Virchows Archiv | 2018
Shusma C. Doebar; Niels M.G. Krol; R. van Marion; Rutger W. W. Brouwer; W F J van IJcken; J. M. Martens; Winand N. M. Dinjens; C. H. M. van Deurzen
Several models have been described as potential mechanisms for the progression of ductal carcinoma in situ (DCIS) to invasive breast cancer (IBC). The aim of our study was to increase our understanding of DCIS progression by using massive parallel sequencing of synchronous DCIS and IBC. We included patients with synchronous DCIS and IBC (n = 4). Initially, IBC and normal tissue were subjected to whole exome sequencing. Subsequently, targeted sequencing was performed to validate those tumor-specific variants identified by whole exome sequencing. Finally, we analyzed whether those specific variants of the invasive component were also present in the DCIS component. There was a high genomic concordance between synchronous DCIS and IBC (52 out of 92 mutations were present in both components). However, the remaining mutations (40 out of 92) were restricted to the invasive component. The proportion of tumor cells with these mutations was higher in the invasive component compared to the DCIS component in a subset of patients.

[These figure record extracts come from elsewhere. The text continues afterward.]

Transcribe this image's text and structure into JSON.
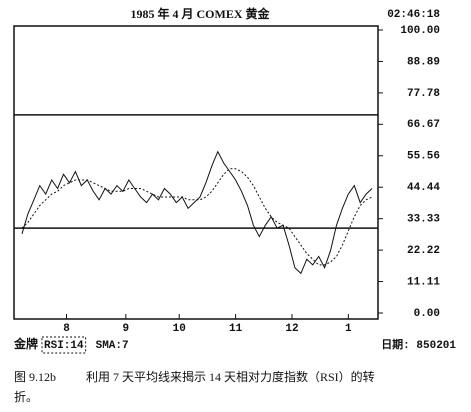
{
  "chart_data": {
    "type": "line",
    "title": "1985 年 4 月 COMEX 黄金",
    "time": "02:46:18",
    "x": [
      0,
      2,
      4,
      6,
      8,
      10,
      12,
      14,
      16,
      18,
      20,
      22,
      24,
      26,
      28,
      30,
      32,
      34,
      36,
      38,
      40,
      42,
      44,
      46,
      48,
      50,
      52,
      54,
      56,
      58,
      60,
      62,
      64,
      66,
      68,
      70,
      72,
      74,
      76,
      78,
      80,
      82,
      84,
      86,
      88,
      90,
      92,
      94,
      96,
      98,
      100,
      102,
      104,
      106,
      108,
      110,
      112,
      114,
      116,
      118
    ],
    "xlim": [
      0,
      120
    ],
    "xticks": [
      {
        "value": 15,
        "label": "8"
      },
      {
        "value": 35,
        "label": "9"
      },
      {
        "value": 53,
        "label": "10"
      },
      {
        "value": 72,
        "label": "11"
      },
      {
        "value": 91,
        "label": "12"
      },
      {
        "value": 110,
        "label": "1"
      }
    ],
    "ylim": [
      0,
      100
    ],
    "yticks": [
      {
        "value": 0,
        "label": "0.00"
      },
      {
        "value": 11.11,
        "label": "11.11"
      },
      {
        "value": 22.22,
        "label": "22.22"
      },
      {
        "value": 33.33,
        "label": "33.33"
      },
      {
        "value": 44.44,
        "label": "44.44"
      },
      {
        "value": 55.56,
        "label": "55.56"
      },
      {
        "value": 66.67,
        "label": "66.67"
      },
      {
        "value": 77.78,
        "label": "77.78"
      },
      {
        "value": 88.89,
        "label": "88.89"
      },
      {
        "value": 100,
        "label": "100.00"
      }
    ],
    "hlines": [
      30,
      70
    ],
    "series": [
      {
        "name": "RSI:14",
        "color": "#111111",
        "line_style": "solid",
        "values": [
          28,
          35,
          40,
          45,
          42,
          47,
          44,
          49,
          46,
          50,
          45,
          47,
          43,
          40,
          44,
          42,
          45,
          43,
          47,
          44,
          41,
          39,
          42,
          40,
          44,
          42,
          39,
          41,
          37,
          39,
          41,
          46,
          52,
          57,
          53,
          50,
          47,
          43,
          38,
          31,
          27,
          31,
          34,
          30,
          31,
          24,
          16,
          14,
          19,
          17,
          20,
          16,
          22,
          31,
          37,
          42,
          45,
          39,
          42,
          44
        ]
      },
      {
        "name": "SMA:7",
        "color": "#111111",
        "line_style": "dashed",
        "values": [
          30,
          32,
          35,
          38,
          40,
          42,
          43,
          45,
          46,
          47,
          47,
          47,
          46,
          45,
          44,
          43,
          43,
          43,
          44,
          44,
          44,
          43,
          42,
          41,
          41,
          41,
          41,
          41,
          40,
          40,
          40,
          41,
          43,
          46,
          49,
          51,
          51,
          50,
          48,
          45,
          41,
          37,
          34,
          32,
          31,
          30,
          27,
          24,
          21,
          19,
          17,
          17,
          18,
          20,
          24,
          29,
          34,
          38,
          40,
          41
        ]
      }
    ],
    "footer": {
      "left": "金牌",
      "date": "日期: 850201"
    }
  },
  "caption": {
    "figure": "图 9.12b",
    "text": "利用 7 天平均线来揭示 14 天相对力度指数（RSI）的转",
    "text2": "折。"
  }
}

Our findings support the theory that the progression from DCIS to IBC could be driven by the selection of subclones with specific genetic aberrations. This knowledge improves our understanding of DCIS progression, which may lead to the identification of potential markers of progression and novel therapeutic targets in order to develop a more personalized treatment of patients with DCIS.